O bahtiyar insanlardan biri de Mevlâna Celâleddîn-i Rûmîdir.

O’nun açtığı kur’ân sofrasında insan, sözünü, yüzünü, gönlünü ve ruhunu güzelleştirmektedir..

Onun dergâhı, mânevî estetiğin merkezidir. Sabır, feragat, fedakârlık, nefis ve duyu terbiyesi ve tezkiyesinin okuludur. Bin bir günde Esmâ-i Hüsnânın tecelliyatıyla arınma ve paklanma ameliyesidir.

Kişisel gelişim de (NLP) diyebileceğimiz kıvamda insan unsurunun yetiştirilmesidir.

O, Bediüzzaman Hazretlerinin ifadeleriyle, âlemi baştan başa akıl ve kalp gözüyle gören bir makamda bulunmaktadır.

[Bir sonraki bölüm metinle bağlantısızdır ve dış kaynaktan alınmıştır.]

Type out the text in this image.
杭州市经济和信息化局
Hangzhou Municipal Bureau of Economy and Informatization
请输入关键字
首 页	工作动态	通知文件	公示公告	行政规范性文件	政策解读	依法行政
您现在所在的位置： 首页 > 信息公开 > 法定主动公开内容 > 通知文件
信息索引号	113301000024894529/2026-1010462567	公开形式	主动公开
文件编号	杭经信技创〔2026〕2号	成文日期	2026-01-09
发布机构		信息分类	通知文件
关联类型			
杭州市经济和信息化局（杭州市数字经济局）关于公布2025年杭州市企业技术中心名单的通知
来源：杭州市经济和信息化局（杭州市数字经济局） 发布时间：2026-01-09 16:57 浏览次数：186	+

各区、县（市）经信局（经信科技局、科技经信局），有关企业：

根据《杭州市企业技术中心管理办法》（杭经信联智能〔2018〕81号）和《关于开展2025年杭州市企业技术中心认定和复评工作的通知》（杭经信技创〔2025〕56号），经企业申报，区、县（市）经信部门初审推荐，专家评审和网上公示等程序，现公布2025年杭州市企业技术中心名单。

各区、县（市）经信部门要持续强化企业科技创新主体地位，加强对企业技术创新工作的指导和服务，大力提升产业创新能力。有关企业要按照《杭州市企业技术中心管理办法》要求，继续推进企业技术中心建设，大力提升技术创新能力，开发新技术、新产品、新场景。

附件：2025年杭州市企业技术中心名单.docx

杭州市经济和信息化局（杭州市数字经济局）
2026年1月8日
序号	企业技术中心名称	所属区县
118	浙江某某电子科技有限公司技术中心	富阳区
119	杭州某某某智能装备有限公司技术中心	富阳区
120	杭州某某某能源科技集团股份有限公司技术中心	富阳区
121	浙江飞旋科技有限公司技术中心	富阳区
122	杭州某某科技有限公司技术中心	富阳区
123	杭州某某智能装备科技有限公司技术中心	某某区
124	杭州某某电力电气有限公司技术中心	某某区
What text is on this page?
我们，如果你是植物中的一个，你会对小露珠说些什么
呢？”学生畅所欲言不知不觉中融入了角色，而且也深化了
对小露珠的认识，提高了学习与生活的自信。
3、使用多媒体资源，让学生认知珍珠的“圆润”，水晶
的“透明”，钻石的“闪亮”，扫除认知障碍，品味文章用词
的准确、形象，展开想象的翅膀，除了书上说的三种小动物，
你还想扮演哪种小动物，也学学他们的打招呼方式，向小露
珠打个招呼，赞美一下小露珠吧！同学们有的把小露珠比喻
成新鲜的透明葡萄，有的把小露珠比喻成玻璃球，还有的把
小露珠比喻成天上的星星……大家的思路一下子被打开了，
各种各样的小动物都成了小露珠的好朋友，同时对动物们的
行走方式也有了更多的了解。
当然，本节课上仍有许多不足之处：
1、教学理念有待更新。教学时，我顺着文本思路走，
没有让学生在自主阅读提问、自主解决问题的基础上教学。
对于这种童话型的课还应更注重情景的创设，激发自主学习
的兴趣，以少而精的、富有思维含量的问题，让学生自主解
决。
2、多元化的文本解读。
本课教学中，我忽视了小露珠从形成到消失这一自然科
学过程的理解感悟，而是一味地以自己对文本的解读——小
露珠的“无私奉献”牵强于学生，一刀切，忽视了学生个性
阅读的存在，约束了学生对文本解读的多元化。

Hazret-i Mevlâna, Benlikten sıyrılarak hak kapısının eşiğinde her dem niyazda olan, rıza üzere gözünü ebediyetlere diken, nefsini bilmekle Hakk’ı tarif eden, her tecelliyi Hak’la bilip Hak’la idraka çalışan, Hak yolunun hakkını veren, benlik ve enaniyetten geçip marifet ve Hakka kurbiyyet kapısını açan bir Allah dostudur.

Onun mânevî terbiyesine baş koymuş DERVİŞ ise, kelimenin harflerinde manasını bulan dünya, riya, varlık, yalan ve şehveti terk yolunda azmetmiş bahtiyar erlerdir.

Mevlânâ Celâleddin-i Rûmî (ra)’nin bir kısım sözleri,maalesef yanlış yorumlanarak Müslümanların zihinlerinde istifhamlar oluşturulmaktadır. Meselâ bir sözünde Mevlâna şöyle der: “Ne olursan ol, yine gel!” Bu söz doğrudur, ancak Mevlânâ Celâleddin’in murâdı üzere olsa… Yoksa, hevâ ehlinin anladığına göre değil. Mevlânâ’nın hakíkí murâdı/maksadı ise, ancak bir takım esaslara göre anlaşılır. O kasd edilen mâna ise üç noktada toplanır :

Birincisi: Yahûdîler, neseben Yahûdî olmayanları Yahûdî dinine kabûl etmiyorlar. Çünkü, onların inancına göre din, Yahûdî ırkı üzerine kurulmuştur ve millî bir dindir. Hak Din olan İslâmiyete göre ise böyle bir inanç bâtıl ve merdûttur. Yâni, din-i Muhammedî (asm), belli bir kavmin dini değildir. Belki bütün ırklara hitâb eden ve onları mes’ûl tutan bir dindir. “Ne olursan ol, yâni hangi ırk ve dine mensûb olursan ol, din-i Muhammedî (asm)’a gel!” demektir.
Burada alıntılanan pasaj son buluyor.